SWHID identifiers can always be resolved in the Software Heritage archive, the largest public archive of source code. Even if the original repository is removed or rewritten, the identifier still resolves to the preserved artifact—ensuring persistence and long-term verifiability.

Keep in mind that an SWHID’s durability depends on the artifact it identifies being permanently archived. Always make sure the artifact is stored in Software Heritage or a similar service before you rely on the ID.


🧱 Why does SWHID use SHA-1?

The first, and current, version of the SWHID standard (swh:1:) aligns with the de facto practice used by Git, which computes identifiers using a variant of SHA-1 (the hash is computed not on the byte sequence of the artifact itself, but on that byte sequence prefixed with the length and the type of the artifact). Building the SWHID standard on top of this approach ensures compatibility with the vast ecosystem of tools and repositories already relying on this convention—billions of commits in hundreds of millions of repositories contributed by tens of millions of developers rely on it daily.

The SWHID standard does not invent a new hash scheme—it standardizes what developers already use, bringing it into a consistent, verifiable, and archival-friendly format.


🔄 Will SWHID support newer hash functions in the future?

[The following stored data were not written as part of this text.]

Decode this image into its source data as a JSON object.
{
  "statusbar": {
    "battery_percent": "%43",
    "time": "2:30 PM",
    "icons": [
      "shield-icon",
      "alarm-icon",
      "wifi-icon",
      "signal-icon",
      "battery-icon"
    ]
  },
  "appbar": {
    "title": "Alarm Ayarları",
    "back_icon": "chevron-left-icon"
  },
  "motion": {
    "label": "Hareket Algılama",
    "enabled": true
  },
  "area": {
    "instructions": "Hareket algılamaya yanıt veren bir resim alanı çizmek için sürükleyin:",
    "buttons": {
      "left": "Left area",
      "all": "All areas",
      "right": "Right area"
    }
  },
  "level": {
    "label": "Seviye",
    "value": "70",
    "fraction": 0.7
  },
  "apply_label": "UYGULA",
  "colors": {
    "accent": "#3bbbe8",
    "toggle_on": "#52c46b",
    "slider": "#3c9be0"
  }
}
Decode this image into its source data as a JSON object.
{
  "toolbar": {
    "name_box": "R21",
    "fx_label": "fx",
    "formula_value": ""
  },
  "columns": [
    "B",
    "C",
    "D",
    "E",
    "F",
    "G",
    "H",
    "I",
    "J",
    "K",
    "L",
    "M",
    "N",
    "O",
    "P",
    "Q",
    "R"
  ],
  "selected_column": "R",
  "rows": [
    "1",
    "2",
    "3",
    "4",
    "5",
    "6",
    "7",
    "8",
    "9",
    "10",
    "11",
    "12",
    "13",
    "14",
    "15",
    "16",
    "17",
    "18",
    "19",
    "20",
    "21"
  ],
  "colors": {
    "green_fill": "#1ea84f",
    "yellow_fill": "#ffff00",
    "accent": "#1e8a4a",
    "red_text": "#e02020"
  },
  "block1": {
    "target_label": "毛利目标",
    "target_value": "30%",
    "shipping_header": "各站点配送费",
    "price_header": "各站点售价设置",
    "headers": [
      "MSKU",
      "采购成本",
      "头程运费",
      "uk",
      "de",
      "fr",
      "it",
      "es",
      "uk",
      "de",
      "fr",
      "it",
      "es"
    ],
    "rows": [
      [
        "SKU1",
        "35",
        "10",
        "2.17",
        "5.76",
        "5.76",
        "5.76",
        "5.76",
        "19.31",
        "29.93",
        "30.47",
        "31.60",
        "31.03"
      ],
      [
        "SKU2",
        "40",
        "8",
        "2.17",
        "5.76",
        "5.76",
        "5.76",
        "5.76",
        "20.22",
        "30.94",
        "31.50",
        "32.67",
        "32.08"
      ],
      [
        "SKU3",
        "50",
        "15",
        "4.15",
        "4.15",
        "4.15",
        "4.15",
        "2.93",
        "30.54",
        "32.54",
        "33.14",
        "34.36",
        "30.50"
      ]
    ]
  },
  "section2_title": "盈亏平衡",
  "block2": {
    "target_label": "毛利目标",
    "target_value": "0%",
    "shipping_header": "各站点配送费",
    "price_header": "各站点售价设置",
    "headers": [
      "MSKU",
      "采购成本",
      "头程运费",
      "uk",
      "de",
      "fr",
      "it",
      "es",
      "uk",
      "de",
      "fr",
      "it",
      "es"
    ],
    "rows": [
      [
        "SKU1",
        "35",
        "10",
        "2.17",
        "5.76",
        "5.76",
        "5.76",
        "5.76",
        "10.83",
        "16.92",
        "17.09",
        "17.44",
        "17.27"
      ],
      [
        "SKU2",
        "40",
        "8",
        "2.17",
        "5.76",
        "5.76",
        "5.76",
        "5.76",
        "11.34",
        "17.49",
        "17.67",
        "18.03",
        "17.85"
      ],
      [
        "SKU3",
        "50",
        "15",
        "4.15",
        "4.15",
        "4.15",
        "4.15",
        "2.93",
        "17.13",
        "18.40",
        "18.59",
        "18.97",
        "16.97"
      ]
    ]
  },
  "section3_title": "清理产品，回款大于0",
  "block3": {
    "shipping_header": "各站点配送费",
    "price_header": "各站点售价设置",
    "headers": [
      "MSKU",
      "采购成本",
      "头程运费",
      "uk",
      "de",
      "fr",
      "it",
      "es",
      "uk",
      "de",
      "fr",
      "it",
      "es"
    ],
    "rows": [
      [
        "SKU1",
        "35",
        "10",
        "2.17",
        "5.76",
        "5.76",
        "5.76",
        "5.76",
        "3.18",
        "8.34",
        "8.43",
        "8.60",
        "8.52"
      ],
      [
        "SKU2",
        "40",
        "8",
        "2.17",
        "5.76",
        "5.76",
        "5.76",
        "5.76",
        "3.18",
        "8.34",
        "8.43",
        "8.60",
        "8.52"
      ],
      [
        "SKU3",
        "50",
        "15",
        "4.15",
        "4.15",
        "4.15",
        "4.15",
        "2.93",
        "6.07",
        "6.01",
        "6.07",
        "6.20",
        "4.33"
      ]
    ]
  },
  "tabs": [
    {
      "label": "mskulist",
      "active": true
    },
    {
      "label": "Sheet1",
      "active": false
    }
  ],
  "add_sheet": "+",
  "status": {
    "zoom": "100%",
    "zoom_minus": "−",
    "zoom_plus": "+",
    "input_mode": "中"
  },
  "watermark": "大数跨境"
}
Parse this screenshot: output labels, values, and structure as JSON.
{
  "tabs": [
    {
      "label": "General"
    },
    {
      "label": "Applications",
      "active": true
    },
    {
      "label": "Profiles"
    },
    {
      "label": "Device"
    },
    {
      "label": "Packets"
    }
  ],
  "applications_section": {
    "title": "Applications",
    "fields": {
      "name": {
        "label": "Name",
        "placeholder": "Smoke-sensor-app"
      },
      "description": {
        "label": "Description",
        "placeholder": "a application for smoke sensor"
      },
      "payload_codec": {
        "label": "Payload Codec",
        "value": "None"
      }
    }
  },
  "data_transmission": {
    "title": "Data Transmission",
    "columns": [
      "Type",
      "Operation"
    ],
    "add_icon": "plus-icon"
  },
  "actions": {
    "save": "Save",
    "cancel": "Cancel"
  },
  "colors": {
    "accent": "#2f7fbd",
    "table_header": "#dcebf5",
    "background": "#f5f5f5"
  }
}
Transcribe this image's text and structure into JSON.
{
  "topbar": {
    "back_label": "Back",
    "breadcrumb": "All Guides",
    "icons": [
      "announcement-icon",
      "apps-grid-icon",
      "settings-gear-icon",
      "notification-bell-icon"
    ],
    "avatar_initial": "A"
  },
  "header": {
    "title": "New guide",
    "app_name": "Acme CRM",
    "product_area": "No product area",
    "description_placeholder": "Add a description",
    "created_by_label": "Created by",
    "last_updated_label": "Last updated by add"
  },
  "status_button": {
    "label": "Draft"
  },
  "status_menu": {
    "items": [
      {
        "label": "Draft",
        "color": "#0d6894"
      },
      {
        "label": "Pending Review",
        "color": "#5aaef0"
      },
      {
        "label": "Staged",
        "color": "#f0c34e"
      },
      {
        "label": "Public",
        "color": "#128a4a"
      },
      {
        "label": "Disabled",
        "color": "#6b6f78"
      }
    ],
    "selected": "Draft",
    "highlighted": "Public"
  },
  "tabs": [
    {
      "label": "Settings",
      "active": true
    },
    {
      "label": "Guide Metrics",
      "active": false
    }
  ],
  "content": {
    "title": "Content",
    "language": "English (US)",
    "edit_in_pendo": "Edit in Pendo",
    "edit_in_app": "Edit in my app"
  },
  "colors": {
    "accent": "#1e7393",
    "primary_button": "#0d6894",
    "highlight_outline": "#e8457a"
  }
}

Yes. The SWHID standard is designed to evolve: version identifiers in the scheme (swh:1:..., swh:2:..., etc.) clearly separate future upgrades. This ensures long-term security and forward compatibility, while preserving interoperability with existing systems.


🔐 Is SHA-1 still secure?

SHA-1 is known to be vulnerable to collision attacks, but the SWHID standard applies SHA-1 in a specific context—identifying source code and development history, not signing or encrypting data. Following the best practices adopted by all Git based platforms today, SWHID identifiers are calculated in a way that prevents collisions produced from currently known attacks to return valid identifiers, using techniques such as structured preambles and collision detection tools. This is analogous to what recent versions of Git do—using the so-called “sha1collisiondetection” hashing scheme—in the wake of the SHAttered attack. The SWHID standard computes SHA-1 on payloads that are prefixed by their length (see: “Why does SWHID use SHA-1?”). This means that even in the case of a new attack, only collisions that do not alter the payload’s length are theoretically possible.

We recognize that no hash function is future-proof, which is why the SWHID standard includes an explicit version number (swh:1:...) that allows smooth upgrades to stronger hash algorithms in future versions.